Speculation ensures what a Nobel-Prize economist has called “the triumph of greed”. The gap between rich and poor is becoming a chasm. A handful of predators with the slogan “All for us, nothing for others” can even cause the collapse of whole states.

The environment too is being degraded. Landscapes become ugly, become arid, become concrete; wastes pile up and chemical pollution increases. Invisible radioactive contamination, of civil and military origin, is making whole regions unlivable and heightens everywhere the risks of cancers, heart disease and deformed babies. The genetic heritage of all life — human, animal and vegetable — is being attacked everywhere. Animals are treated as vile matter. Many humans have the same fate. Species keep disappearing, biodiversity is regressing or falling into the hands of cynical multinationals. Natural resources, raw materials, and fossil fuels are all being depleted.

The climate is deteriorating. In recent decades, the rise in average temperatures across the globe has provoked worrying phenomena, some insidious, some extreme: ice melting, sea-levels rising, floods, hurricanes, droughts and fires… The damage is huge, the victims are numerous, the future climate predictions are frightening. Migrations are developing, erratic and tragic movements of population, driven by necessity.

The current crises are ecological, economic, financial, social, political, military, medical, demographic, cultural, humanitarian... The list of worries is long.

And yet we are not necessarily doomed.

There are many reasons for hope.
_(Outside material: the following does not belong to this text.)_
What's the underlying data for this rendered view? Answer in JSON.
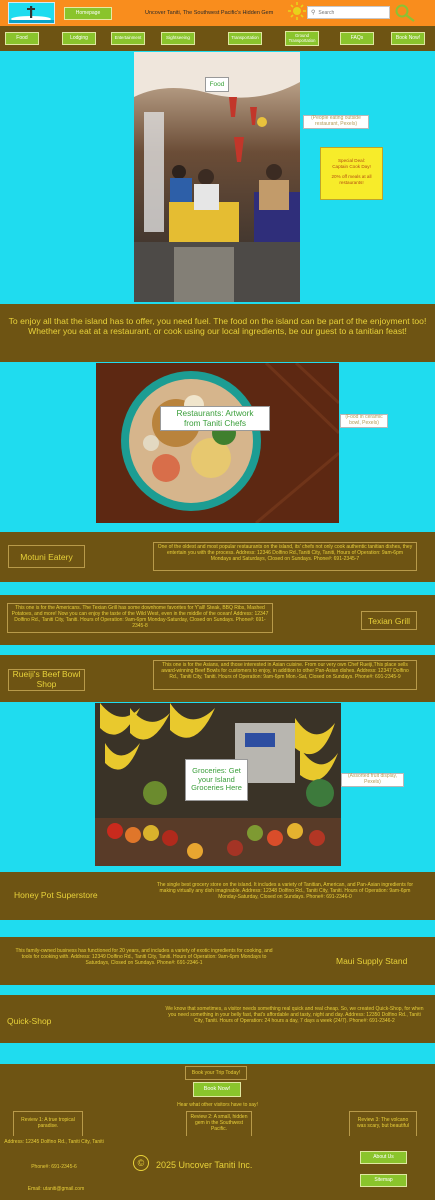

The world still has astounding beauty, and so does the human heart. When disasters come, we see solidarity between neighbouring countries and even nations far apart. In the most unexpected forms and places, peoples are stirred by indignation and revolt to push for democracy, freedom and justice. Today’s media, which can promote subservience, can also help to promote these liberations. In numerous countries, a significant proportion of youth is mobilising and seeking to grasp its own destiny. Even in quiet everyday ways, alternative means of production, consumption and exchange, alternative modes of living are coming into being.

Politics and technology can offer solutions, provided they are subject to a humanist ethic that cares about freedoms, equity and solidarity.
It is still possible to give our shared Home better foundations and a renovated structure, to make it a convivial dwelling for those who live in it and a welcoming one for future generations.

The Consultative Gathering for a Livable World, meeting in Saintes (France, Charente-Maritime) on 27- 30 October 2011, gave itself the goal of establishing a new charter — inspired by the Universal Declaration of Human Rights of 1948 and other existing texts like the Earth Charter of 2002 — a Charter for a Livable World setting out the principles that should be basic to any political agenda that aims at the common good.

As from November 2011, this Charter is being placed online for signing by our fellow-citizens, and (in France) by the candidates in the presidential and parliamentary elections of 2012. In addition, these candidates will be presented with a series of precise commitments that translate these principles into practical measures.

Citizens, readers, voters, it behoves each one of us to make our voice heard, before, during and after the elections. For our horizon is not limited to one electoral cycle, even an important one. Each individual is invited to sign the present “Charter for a Livable World” and also to act on it. Before, during and after the elections. WE are the world, it is our desires and what we create from them.